02:54 <%foo> SO, TCP and UDP ARE COOL
02:54 < Apollo> If you don't mind me jumping the gun a bit. Do you use a custom profile in nmap or stick to the default 
                defined ones?
02:55 <%foo> Apollo: that depends on the network I'm mapping, in most cases I find the defaults very well tuned
02:55 <%foo> Apollo: if I start getting rst's or icmp-host-unavaialble I may modify the profile
02:55 < shades> won't nmap not tell you much if you're behind a switch?
02:55 <%foo> or if it is an on-going scan, I'll scale back the port checks a bit
02:56 -!- d4rch0n [[email protected]] has joined #CSIII
02:56 < shades> unless you do some arp poisioning or something?
02:56 <%foo> shades: from where? 
02:56 < shades> your network segment
02:56 < Apollo> The only thing I typically add is the fin scan. was curious how others do it
02:56 <%foo> shades: one question at a time. 
02:57 < shades> ok
02:57 <%foo> re: behind a switch, switches don't filter packets typically (more advanced ones do, but that's not what 
             we're talking about) so they won't be restricting your information
02:57 <%foo> now each router in between you and the host will change the traffic slightly, namely decrementing the TTL 
             (Time To Live)
02:58 <%foo> if you're scanning from the internet and are trying to hit hosts behind a firewall you need to adjust your 
02:59 < shades> ah I was not thinking of scanning from the cloud to behind someones firewall.

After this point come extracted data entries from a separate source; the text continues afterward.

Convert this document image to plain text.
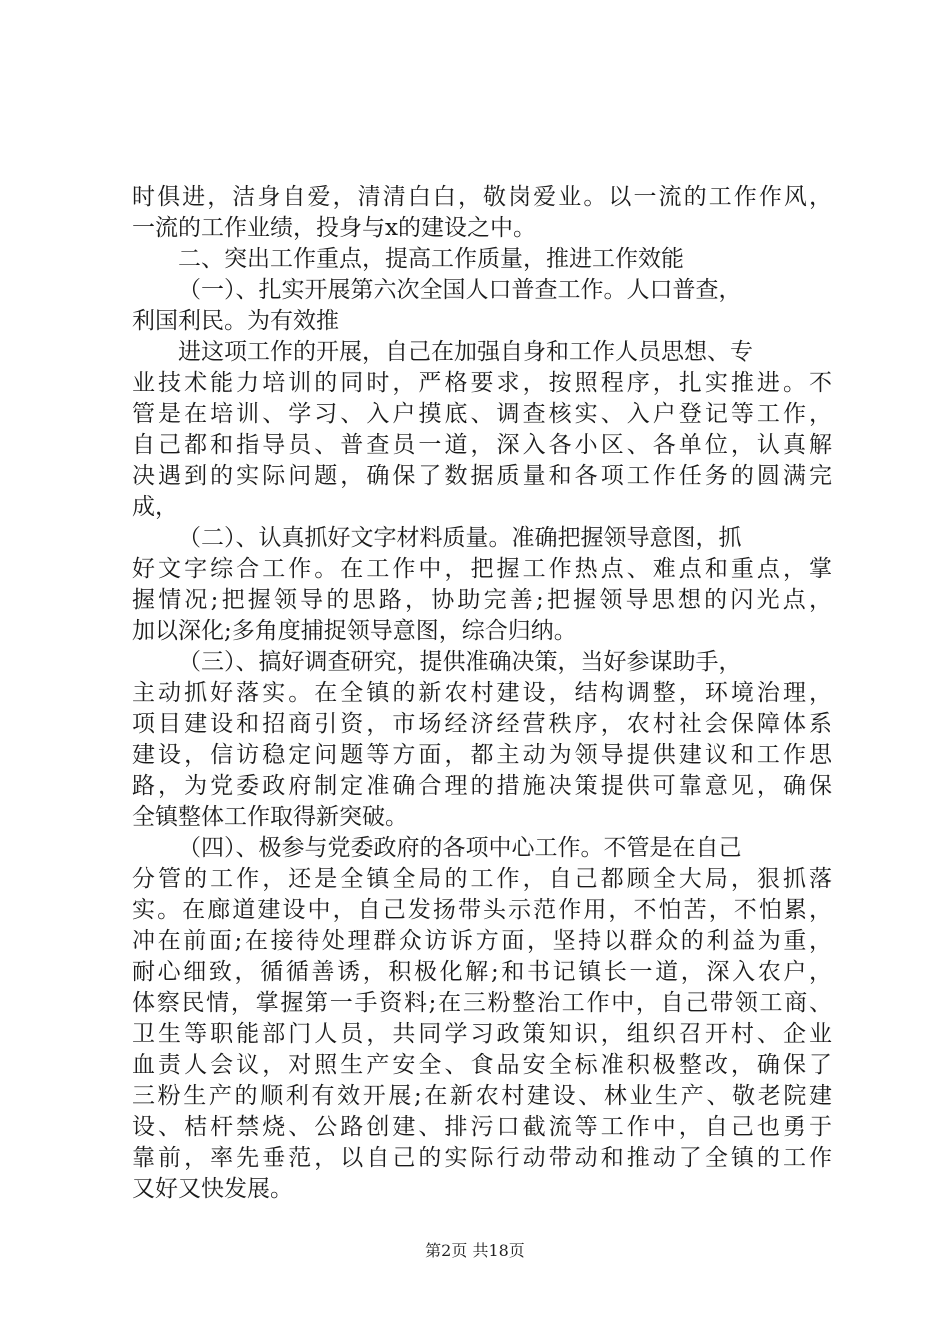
时俱进，洁身自爱，清清白白，敬岗爱业。以一流的工作作风，
一流的工作业绩，投身与x的建设之中。
二、突出工作重点，提高工作质量，推进工作效能
（一）、扎实开展第六次全国人口普查工作。人口普查，
利国利民。为有效推
进这项工作的开展，自己在加强自身和工作人员思想、专
业技术能力培训的同时，严格要求，按照程序，扎实推进。不
管是在培训、学习、入户摸底、调查核实、入户登记等工作，
自己都和指导员、普查员一道，深入各小区、各单位，认真解
决遇到的实际问题，确保了数据质量和各项工作任务的圆满完
成，
（二）、认真抓好文字材料质量。准确把握领导意图，抓
好文字综合工作。在工作中，把握工作热点、难点和重点，掌
握情况;把握领导的思路，协助完善;把握领导思想的闪光点，
加以深化;多角度捕捉领导意图，综合归纳。
（三）、搞好调查研究，提供准确决策，当好参谋助手，
主动抓好落实。在全镇的新农村建设，结构调整，环境治理，
项目建设和招商引资，市场经济经营秩序，农村社会保障体系
建设，信访稳定问题等方面，都主动为领导提供建议和工作思
路，为党委政府制定准确合理的措施决策提供可靠意见，确保
全镇整体工作取得新突破。
（四）、极参与党委政府的各项中心工作。不管是在自己
分管的工作，还是全镇全局的工作，自己都顾全大局，狠抓落
实。在廊道建设中，自己发扬带头示范作用，不怕苦，不怕累，
冲在前面;在接待处理群众访诉方面，坚持以群众的利益为重，
耐心细致，循循善诱，积极化解;和书记镇长一道，深入农户，
体察民情，掌握第一手资料;在三粉整治工作中，自己带领工商、
卫生等职能部门人员，共同学习政策知识，组织召开村、企业
血责人会议，对照生产安全、食品安全标准积极整改，确保了
三粉生产的顺利有效开展;在新农村建设、林业生产、敬老院建
设、桔杆禁烧、公路创建、排污口截流等工作中，自己也勇于
靠前，率先垂范，以自己的实际行动带动和推动了全镇的工作
又好又快发展。
第2页 共18页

I was thinking of scanning 
                from the inside
02:59 <%foo> scanning from the inside can be impacted by VLANs and other access control methods
03:00 < shades> well it sounds like you're near where I'm staying
03:00 <%foo> in those cases, you need to be familiar with how VLAN IDs work
03:00 < shades> wrong window
03:00 < shades> ok sounds like we're getting side tracked and we haven't even fired up nmap yet
03:01 <~hatter> shades: there will be a part 2 in an hour or so
03:01 < Apollo> Correct me if i'm wrong but nmap should ignore vlans.  the router that routes between the vlans may have 
                some filtering technique applied but a different vlan is a different subnet.